Recipe: Montreal Smoked Elk Meat

posted on June 7, 2024
Fenson Montreal Smoked Elk (11)

If you have ever tried Montreal smoked meat, you know it is full of flavor with a smoky and aromatic background. It is similar to pastrami but more moist when finished. Like most smoked meats, a brine infuses flavors and cures the meat. A dry brine is used to cure the meat. Montreal smoked meat takes things further by steaming it instead of finishing it with smoke and heat. The result is a tender, juicy sliced sandwich meat.

Meat on sandwich

Montreal smoked meat is traditionally made with beef brisket. However, the brisket of a larger ungulate like elk, moose or bison, works great. However, any venison will work and the smaller round roasts will cure and finish perfectly.

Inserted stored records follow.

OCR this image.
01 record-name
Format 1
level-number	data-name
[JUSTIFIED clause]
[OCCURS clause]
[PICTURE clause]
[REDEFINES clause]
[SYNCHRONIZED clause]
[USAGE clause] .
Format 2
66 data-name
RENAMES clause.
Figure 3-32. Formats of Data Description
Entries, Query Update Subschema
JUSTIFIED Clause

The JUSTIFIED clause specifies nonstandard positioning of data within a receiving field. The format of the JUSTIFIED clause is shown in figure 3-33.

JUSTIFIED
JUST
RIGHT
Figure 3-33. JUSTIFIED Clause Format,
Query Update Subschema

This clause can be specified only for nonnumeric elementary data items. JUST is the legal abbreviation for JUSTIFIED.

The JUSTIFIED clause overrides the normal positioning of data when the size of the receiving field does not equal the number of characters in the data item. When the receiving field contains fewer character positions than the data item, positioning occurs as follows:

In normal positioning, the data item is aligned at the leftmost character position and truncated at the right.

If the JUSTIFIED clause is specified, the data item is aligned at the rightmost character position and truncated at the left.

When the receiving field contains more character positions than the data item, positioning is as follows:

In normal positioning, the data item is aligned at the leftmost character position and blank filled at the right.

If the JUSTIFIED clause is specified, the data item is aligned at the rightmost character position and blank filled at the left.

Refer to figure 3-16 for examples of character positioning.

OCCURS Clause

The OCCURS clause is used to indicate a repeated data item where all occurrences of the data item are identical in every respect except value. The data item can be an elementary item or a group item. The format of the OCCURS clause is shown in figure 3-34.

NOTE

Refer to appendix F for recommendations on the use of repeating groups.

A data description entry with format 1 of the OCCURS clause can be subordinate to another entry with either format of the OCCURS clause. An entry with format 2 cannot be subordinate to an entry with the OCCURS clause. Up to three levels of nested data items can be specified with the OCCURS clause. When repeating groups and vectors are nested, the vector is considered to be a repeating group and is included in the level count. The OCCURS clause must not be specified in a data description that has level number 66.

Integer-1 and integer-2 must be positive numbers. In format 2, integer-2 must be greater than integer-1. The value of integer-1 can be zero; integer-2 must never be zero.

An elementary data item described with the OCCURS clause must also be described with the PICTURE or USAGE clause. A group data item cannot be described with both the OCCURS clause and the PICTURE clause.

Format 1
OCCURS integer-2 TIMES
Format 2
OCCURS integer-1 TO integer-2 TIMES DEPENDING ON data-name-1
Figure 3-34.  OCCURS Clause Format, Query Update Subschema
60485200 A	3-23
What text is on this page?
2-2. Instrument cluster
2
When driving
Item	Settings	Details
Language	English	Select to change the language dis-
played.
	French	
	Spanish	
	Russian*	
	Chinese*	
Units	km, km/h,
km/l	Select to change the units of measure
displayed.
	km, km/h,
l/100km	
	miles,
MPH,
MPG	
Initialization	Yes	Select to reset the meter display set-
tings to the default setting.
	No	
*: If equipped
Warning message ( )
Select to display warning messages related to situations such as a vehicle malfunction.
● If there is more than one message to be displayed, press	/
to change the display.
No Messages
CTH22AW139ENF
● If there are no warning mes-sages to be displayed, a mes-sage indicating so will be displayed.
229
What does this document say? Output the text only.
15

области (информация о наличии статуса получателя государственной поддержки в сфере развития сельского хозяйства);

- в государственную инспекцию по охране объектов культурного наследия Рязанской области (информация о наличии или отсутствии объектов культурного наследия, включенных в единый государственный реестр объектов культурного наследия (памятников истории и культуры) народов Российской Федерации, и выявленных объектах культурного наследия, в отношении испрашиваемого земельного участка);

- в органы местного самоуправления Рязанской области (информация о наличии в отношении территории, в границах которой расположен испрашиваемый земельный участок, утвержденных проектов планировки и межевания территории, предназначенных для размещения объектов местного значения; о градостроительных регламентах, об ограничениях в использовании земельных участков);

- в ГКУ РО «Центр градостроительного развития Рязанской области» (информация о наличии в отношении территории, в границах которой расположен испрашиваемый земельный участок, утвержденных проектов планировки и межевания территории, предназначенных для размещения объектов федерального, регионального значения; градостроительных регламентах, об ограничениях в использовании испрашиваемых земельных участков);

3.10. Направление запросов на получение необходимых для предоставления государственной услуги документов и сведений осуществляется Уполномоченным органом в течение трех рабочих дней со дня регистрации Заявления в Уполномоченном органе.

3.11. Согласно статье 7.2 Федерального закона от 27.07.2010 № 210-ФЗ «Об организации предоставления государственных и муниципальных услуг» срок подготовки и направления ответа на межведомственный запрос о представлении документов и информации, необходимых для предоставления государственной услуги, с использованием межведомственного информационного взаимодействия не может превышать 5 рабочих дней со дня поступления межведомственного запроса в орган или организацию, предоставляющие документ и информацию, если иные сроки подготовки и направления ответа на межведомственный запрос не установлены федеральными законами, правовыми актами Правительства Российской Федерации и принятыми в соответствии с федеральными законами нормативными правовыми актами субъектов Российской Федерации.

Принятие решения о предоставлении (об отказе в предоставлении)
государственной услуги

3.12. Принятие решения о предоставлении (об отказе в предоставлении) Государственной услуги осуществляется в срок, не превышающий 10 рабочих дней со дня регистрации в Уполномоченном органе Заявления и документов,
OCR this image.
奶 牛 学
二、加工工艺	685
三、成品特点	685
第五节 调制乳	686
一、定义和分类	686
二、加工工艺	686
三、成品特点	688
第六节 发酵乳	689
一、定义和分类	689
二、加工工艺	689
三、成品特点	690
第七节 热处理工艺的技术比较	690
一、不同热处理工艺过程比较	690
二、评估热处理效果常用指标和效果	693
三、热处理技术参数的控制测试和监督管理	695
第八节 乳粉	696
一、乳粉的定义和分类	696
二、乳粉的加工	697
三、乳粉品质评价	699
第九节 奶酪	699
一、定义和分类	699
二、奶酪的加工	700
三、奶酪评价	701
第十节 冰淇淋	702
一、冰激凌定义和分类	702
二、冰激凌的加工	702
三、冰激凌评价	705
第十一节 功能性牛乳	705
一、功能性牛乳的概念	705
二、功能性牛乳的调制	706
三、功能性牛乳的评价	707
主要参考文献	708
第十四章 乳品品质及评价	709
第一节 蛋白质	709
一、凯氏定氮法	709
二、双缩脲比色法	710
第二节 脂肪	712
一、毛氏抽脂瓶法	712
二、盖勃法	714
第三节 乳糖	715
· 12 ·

Set up a camp stove outdoors to steam the meat and prevent excessive odors in the house. Wild game briskets are not as big or thick as those from beef. If you feel creative, use a pressure cooker with a rack to steam and cook the meat to finish.

Meat being smoked


6-7 pounds of elk brisket or round roasts

The Cure

  • 4 oz. of black peppercorns, cracked
  • 2 oz. of coriander seed, cracked
  • 2 oz. of white sugar
  • ½ cup of kosher salt
  • 1 Tbsp of whole cloves
  • 5 dried bay leaves crumbled
  • 1 ½ tsp of pink salt - Prague powder number 1

Seasoning on meat

The Rub

  • 2 oz. of brandy
  • 3 oz. of black peppercorn, cracked
  • 2 oz. of coriander seed, cracked

Sliced Smoked Meat


1. Trim the brisket or roasts, removing large pieces of fat and connective tissue.

2. Combine the cure ingredients and rub them evenly into the pieces of meat. Cover the ends and into any flaps or seams in the meat.

3. Place the meat in a sealable plastic bag and push the air out. A vacuum or chamber sealer works great. Place the bags on a large baking sheet and refrigerate. Turn the meat over every second day for 8 to 10 days.

4. When curing is complete, remove the meat from the bags and rinse well under cold water. Place the meat in a meat tub and cover it with cold water, allowing it to sit for 30 minutes. Repeat the cold-water soak five or six times to ensure the final product is not too salty.

5. Remove the meat from the water, pat dry with a paper towel, and place it on a rack set on a baking sheet. Place the meat in the refrigerator overnight to allow it to air dry.

Meat on smoker rack

6. Place the meat in a smoker set to 250°F and monitor the internal temperature until it reaches 155-165°F. It will take about four hours or more, depending on the thickness of the meat.

7. Remove the meat from the smoker and allow it to cool before refrigerating overnight.

8. Use a steamer or roasting pan with a raised wire rack on a stovetop or outside burner. Add 2 to 3 cups of water so that it is just below the level of the rack. Place over medium-high heat and steam the meat until it reaches 195-200F internal temperature. The high temperature will ensure a tender, moist finish.

Steaming/roasting meat

9. Allow the meat to cool, brush with brandy, and sprinkle with the peppercorn and coriander rub.

10. Slice the meat thin and stack it in a sandwich. Consider a rye bread with hot mustard and sauerkraut.

Montreal smoked elk

*Instead of steaming the meat in a roasting pan, consider putting it in a pressure cooker with a rack, allowing water to steam from the bottom and heat and pressure to come up to temperature. Set the unit on high pressure for 30 minutes and let it depressurize independently.